Die geldpolitischen Maßnahmen der EZB allein können nicht die Probleme der Wachstumsschwäche lösen. Auch Politik und Privatwirtschaft müssen ihrer Verantwortung, Wachstum zu stimulieren, nachkommen. Denn nachhaltiges Wachstum geht nur mit privaten und öffentlichen Investitionen. So würde auch die Niedrigzinspolitik entbehrlich.

Alles hängt mit Allem zusammen. Jedenfalls hängt Vieles mit Vielem zusammen. Fiskal- und geldpolitische, psychologische, wirtschafts- und sozialpolitische, nationale, regionale, europäische und globale, private und öffentliche Wirkungszusammenhänge lassen sich kaum mit der Frage nach einem Parameter erschließen. Wirtschaftswissenschaftler helfen sich mit der Ceteris-Paribus-Klausel, also der Annahme, dass außer den im Modell betrachteten Variablen alle anderen ökonomischen Variablen konstant blieben. Für die praktische Politik ist diese wissenschaftliche Hilfskonstruktion ungeeignet. Deshalb müssen wir zur Verbesserung der Lebenssituation aller Menschen im Maßstab sozialer Gerechtigkeit – und darin sehe ich das Ziel unseres politischen und ökonomischen Handelns – in Deutschland, Europa, der Welt viele Maßnahmen und Perspektiven in den Blick nehmen.
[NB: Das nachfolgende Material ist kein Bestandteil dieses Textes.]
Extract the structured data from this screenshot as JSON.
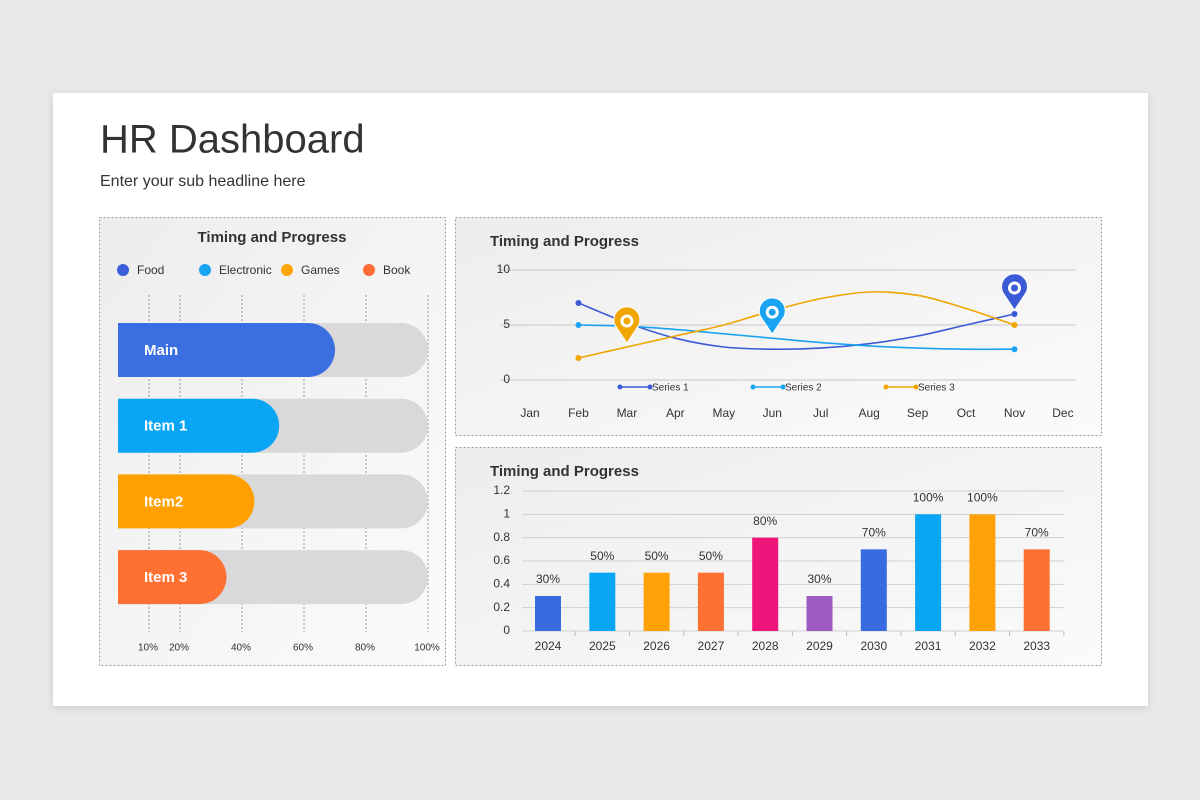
{
  "header": {
    "title": "HR Dashboard",
    "subtitle": "Enter your sub headline here"
  },
  "chart_data": [
    {
      "type": "hbar",
      "title": "Timing and Progress",
      "legend": [
        {
          "name": "Food",
          "color": "#3a5fd9"
        },
        {
          "name": "Electronic",
          "color": "#1aa3f0"
        },
        {
          "name": "Games",
          "color": "#ffa50a"
        },
        {
          "name": "Book",
          "color": "#ff6b35"
        }
      ],
      "categories": [
        "Main",
        "Item 1",
        "Item2",
        "Item 3"
      ],
      "values": [
        70,
        52,
        44,
        35
      ],
      "colors": [
        "#3b6ee0",
        "#0aa5f5",
        "#ffa000",
        "#ff7033"
      ],
      "track_color": "#d9d9d9",
      "xlim": [
        0,
        100
      ],
      "xticks": [
        {
          "value": 10,
          "label": "10%"
        },
        {
          "value": 20,
          "label": "20%"
        },
        {
          "value": 40,
          "label": "40%"
        },
        {
          "value": 60,
          "label": "60%"
        },
        {
          "value": 80,
          "label": "80%"
        },
        {
          "value": 100,
          "label": "100%"
        }
      ],
      "grid": true
    },
    {
      "type": "line",
      "title": "Timing and Progress",
      "categories": [
        "Jan",
        "Feb",
        "Mar",
        "Apr",
        "May",
        "Jun",
        "Jul",
        "Aug",
        "Sep",
        "Oct",
        "Nov",
        "Dec"
      ],
      "series": [
        {
          "name": "Series 1",
          "color": "#3b5bd6",
          "values": [
            null,
            7,
            5.2,
            3.8,
            3.0,
            2.8,
            2.9,
            3.3,
            4.0,
            5.0,
            6,
            null
          ]
        },
        {
          "name": "Series 2",
          "color": "#1aa3f0",
          "values": [
            null,
            5,
            4.9,
            4.6,
            4.2,
            3.8,
            3.4,
            3.1,
            2.9,
            2.8,
            2.8,
            null
          ]
        },
        {
          "name": "Series 3",
          "color": "#f0a500",
          "values": [
            null,
            2,
            3,
            4,
            5,
            6.3,
            7.4,
            8,
            7.7,
            6.5,
            5,
            null
          ]
        }
      ],
      "ylim": [
        0,
        10
      ],
      "yticks": [
        0,
        5,
        10
      ],
      "grid": true
    },
    {
      "type": "bar",
      "title": "Timing and Progress",
      "categories": [
        "2024",
        "2025",
        "2026",
        "2027",
        "2028",
        "2029",
        "2030",
        "2031",
        "2032",
        "2033"
      ],
      "values": [
        0.3,
        0.5,
        0.5,
        0.5,
        0.8,
        0.3,
        0.7,
        1,
        1,
        0.7
      ],
      "value_labels": [
        "30%",
        "50%",
        "50%",
        "50%",
        "80%",
        "30%",
        "70%",
        "100%",
        "100%",
        "70%"
      ],
      "colors": [
        "#386be0",
        "#08a6f5",
        "#ffa208",
        "#ff7033",
        "#f0157a",
        "#a05bc0",
        "#386be0",
        "#08a6f5",
        "#ffa208",
        "#ff7033"
      ],
      "ylim": [
        0,
        1.2
      ],
      "yticks": [
        0,
        0.2,
        0.4,
        0.6,
        0.8,
        1,
        1.2
      ],
      "grid": true
    }
  ]
}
Ein Beispiel: Spanien hat nach der Krise, auch gestützt auf den Europäischen Stabilitätsmechanismus (ESM), sein Bankensystem wieder stabilisiert, Wettbewerbsfähigkeit und Wirtschaftswachstum gesteigert sowie den Schuldenstand im Privatsektor gesenkt – soweit alles prima. Spanien ist aus dem Hilfsprogramm ausgestiegen. Hätten wir nach einer Kenngröße wie der Jugendarbeitslosigkeit (ca. 45%) oder Arbeitslosigkeit (ca. 22%) gefragt, wäre das Ergebnis anders ausgefallen, auch wenn diese inzwischen ganz langsam sinken.

Last but not least gilt es die Austeritätspolitik besonders in Ländern zu beenden, die unter großem konjunkturellen Druck stehen. Denn alle einzelnen Maßnahmen, auch die geldpolitischen der EZB, basieren auf der falschen Grundannahme: Austeritätspolitik als Lösungsansatz zur Überwindung der Krise. Statt in die jeweilige Krise zu sparen, sich also prozyklisch zu verhalten und damit die Rezession noch zu vertiefen, sollten in einer Krise antizyklische Wachstumsprogramme zu mehr Investitionen führen, die einen Anstieg der Arbeitsplatzzahlen und Steuereinnahmen bewirken. Das wäre ein wenig mehr Keynes und weniger Monetarismus bzw. Neoliberalismus. So könnten sich nach und nach wieder mehr Menschen in der Europäischen Union für Europa begeistern.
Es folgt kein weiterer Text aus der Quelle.